I was at Roca Partida, a coastal area in Los Tuxtlas, located near Veracruz on the Gulf of Mexico. The beach here is known for a sea cave that locals say was used by pirates as a hideout for their ships — the cave looks exactly like a cookie-cutter cutout of a ship, so it’s an easy story to believe.
Standing on top of the cliff, our small group peered around a cactus to get a good look at the long drop down. From our perspective, you couldn’t see much of the cliff because the drop was pretty sheer, but you could see the boat bobbing in the waves below — a small comfort.
Our local guide, barefoot and clothed in khaki pants, a dress shirt and a bandana, didn’t speak much English. But when he asked what my name was in Spanish, I felt strangely comforted by the fact that he would at least know what to call me when instructing me in Spanish. It wasn’t all that dramatic, however, because our tour guide spoke English, and he translated what our rappelling guide said. Safety definitely came first. We listened to a lecture on how to use our equipment — a harness, gloves and a rope — as well as how to position ourselves on the cliff face and navigate the precipice at the opening of the cave so as not to get squashed by the swinging rope.

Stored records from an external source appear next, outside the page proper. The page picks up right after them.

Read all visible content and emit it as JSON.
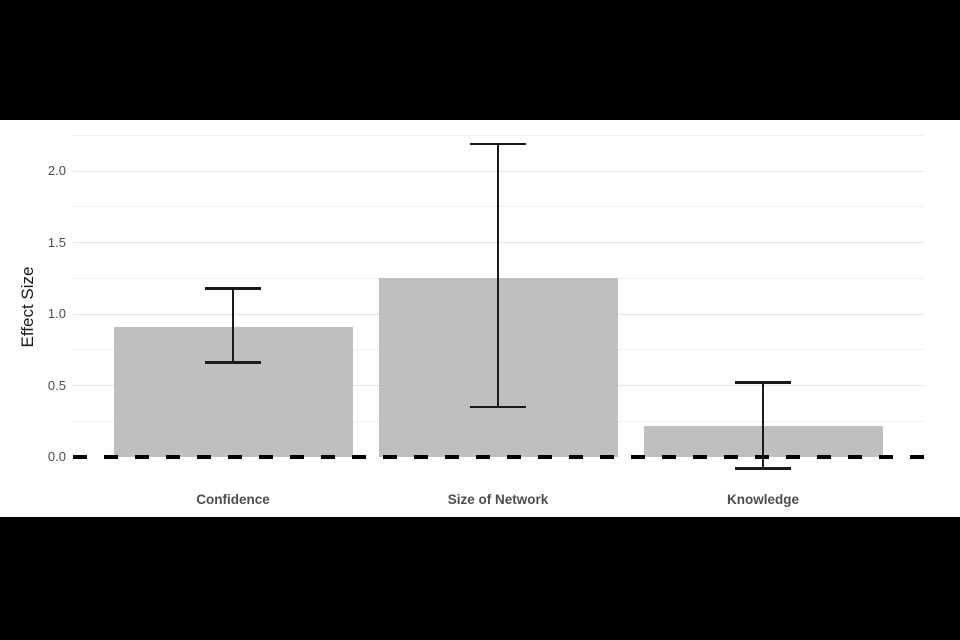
{
  "figure": {
    "background": "#ffffff",
    "letterbox_color": "#000000"
  },
  "chart_data": {
    "type": "bar",
    "title": "",
    "xlabel": "",
    "ylabel": "Effect Size",
    "categories": [
      "Confidence",
      "Size of Network",
      "Knowledge"
    ],
    "values": [
      0.91,
      1.25,
      0.22
    ],
    "error_bars": [
      {
        "low": 0.66,
        "high": 1.18
      },
      {
        "low": 0.35,
        "high": 2.19
      },
      {
        "low": -0.08,
        "high": 0.52
      }
    ],
    "y_ticks": [
      0.0,
      0.5,
      1.0,
      1.5,
      2.0
    ],
    "y_tick_labels": [
      "0.0",
      "0.5",
      "1.0",
      "1.5",
      "2.0"
    ],
    "ylim": [
      -0.09,
      2.32
    ],
    "grid": {
      "orientation": "horizontal",
      "major_step": 0.5,
      "minor_step": 0.25
    },
    "legend": "none",
    "zero_line": {
      "style": "dashed",
      "value": 0.0
    },
    "colors": {
      "bar_fill": "#bfbfbf",
      "grid_major": "#e4e4e4",
      "grid_minor": "#f1f1f1",
      "error_bar": "#1a1a1a",
      "zero_line": "#000000",
      "tick_label": "#4d4d4d",
      "category_label": "#4d4d4d",
      "axis_title": "#1a1a1a",
      "panel_background": "#ffffff"
    }
  }
}
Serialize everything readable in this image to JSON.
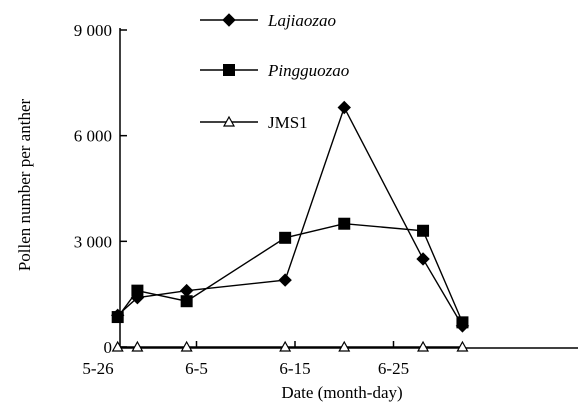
{
  "chart_data": {
    "type": "line",
    "xlabel": "Date (month-day)",
    "ylabel": "Pollen number per anther",
    "x_ticks": [
      {
        "day": 0,
        "label": "5-26"
      },
      {
        "day": 10,
        "label": "6-5"
      },
      {
        "day": 20,
        "label": "6-15"
      },
      {
        "day": 30,
        "label": "6-25"
      }
    ],
    "y_ticks": [
      {
        "value": 0,
        "label": "0"
      },
      {
        "value": 3000,
        "label": "3 000"
      },
      {
        "value": 6000,
        "label": "6 000"
      },
      {
        "value": 9000,
        "label": "9 000"
      }
    ],
    "xlim": [
      0,
      36
    ],
    "ylim": [
      0,
      9000
    ],
    "legend_position": "top-center",
    "series": [
      {
        "name": "Lajiaozao",
        "marker": "diamond",
        "italic": true,
        "points": [
          {
            "day": 2,
            "value": 900
          },
          {
            "day": 4,
            "value": 1400
          },
          {
            "day": 9,
            "value": 1600
          },
          {
            "day": 19,
            "value": 1900
          },
          {
            "day": 25,
            "value": 6800
          },
          {
            "day": 33,
            "value": 2500
          },
          {
            "day": 37,
            "value": 600
          }
        ]
      },
      {
        "name": "Pingguozao",
        "marker": "square",
        "italic": true,
        "points": [
          {
            "day": 2,
            "value": 850
          },
          {
            "day": 4,
            "value": 1600
          },
          {
            "day": 9,
            "value": 1300
          },
          {
            "day": 19,
            "value": 3100
          },
          {
            "day": 25,
            "value": 3500
          },
          {
            "day": 33,
            "value": 3300
          },
          {
            "day": 37,
            "value": 700
          }
        ]
      },
      {
        "name": "JMS1",
        "marker": "triangle-open",
        "italic": false,
        "points": [
          {
            "day": 2,
            "value": 0
          },
          {
            "day": 4,
            "value": 0
          },
          {
            "day": 9,
            "value": 0
          },
          {
            "day": 19,
            "value": 0
          },
          {
            "day": 25,
            "value": 0
          },
          {
            "day": 33,
            "value": 0
          },
          {
            "day": 37,
            "value": 0
          }
        ]
      }
    ]
  }
}
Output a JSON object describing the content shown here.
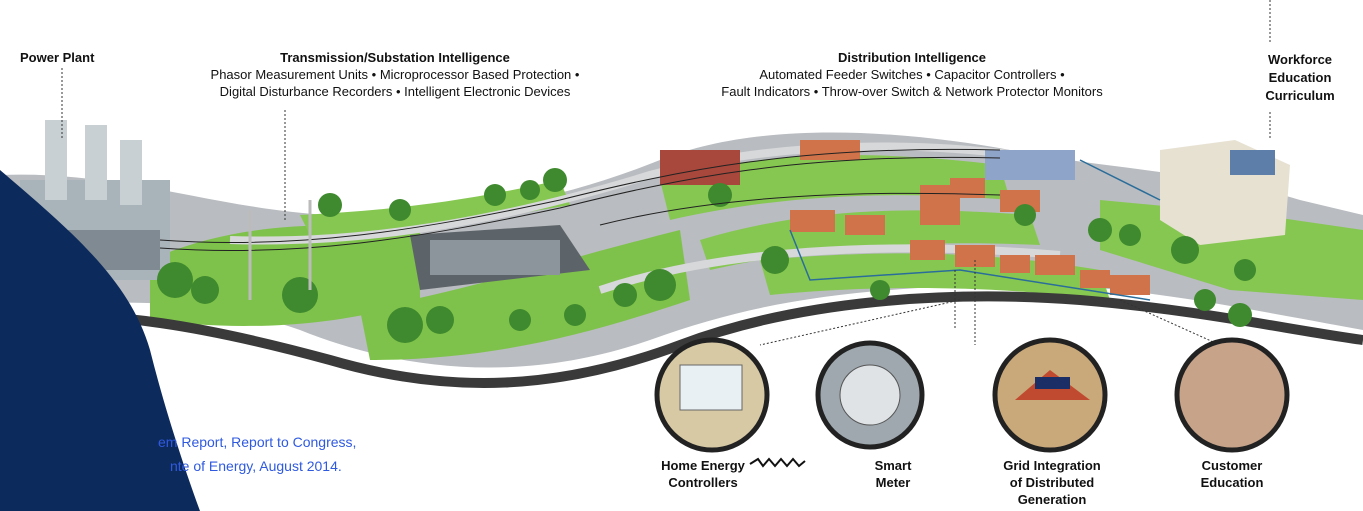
{
  "power_plant": "Power Plant",
  "transmission": {
    "title": "Transmission/Substation Intelligence",
    "lines": [
      "Phasor Measurement Units • Microprocessor Based Protection •",
      "Digital Disturbance Recorders • Intelligent Electronic Devices"
    ]
  },
  "distribution": {
    "title": "Distribution Intelligence",
    "lines": [
      "Automated Feeder Switches • Capacitor Controllers •",
      "Fault Indicators • Throw-over Switch & Network Protector Monitors"
    ]
  },
  "workforce": [
    "Workforce",
    "Education",
    "Curriculum"
  ],
  "callouts": [
    {
      "lines": [
        "Home Energy",
        "Controllers"
      ]
    },
    {
      "lines": [
        "Smart",
        "Meter"
      ]
    },
    {
      "lines": [
        "Grid Integration",
        "of Distributed",
        "Generation"
      ]
    },
    {
      "lines": [
        "Customer",
        "Education"
      ]
    }
  ],
  "citation": [
    "em Report, Report to Congress,",
    "nte of Energy, August 2014."
  ]
}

As I waited and watched some of the more experienced members of our group rapel down successfully, I began to feel anxious. Finally, it was my turn and I began to lower myself down. I was deep in concentration, watching my every step and holding my body much like the letter “L.”
Once you are approximately 50 feet down, you reach the mouth of the cave. We were told to go slow, and I did as instructed but just as I was coming off the edge my foot slipped, and I felt myself swing like a gauntlet toward the edge. Quickly, I let a little bit of rope out and lowered myself out of the way of the rock face. Thankfully, I swung just under the rock and heard cheers from the boat below. I had survived.
After I successfully navigated myself into the waiting skiff, one of the guides disconnected my harness and I sat down on the bench, taking what I’m sure was my first breath since I descended from the top of the rope. In my next breath I said, “Somebody got a picture of that, right?”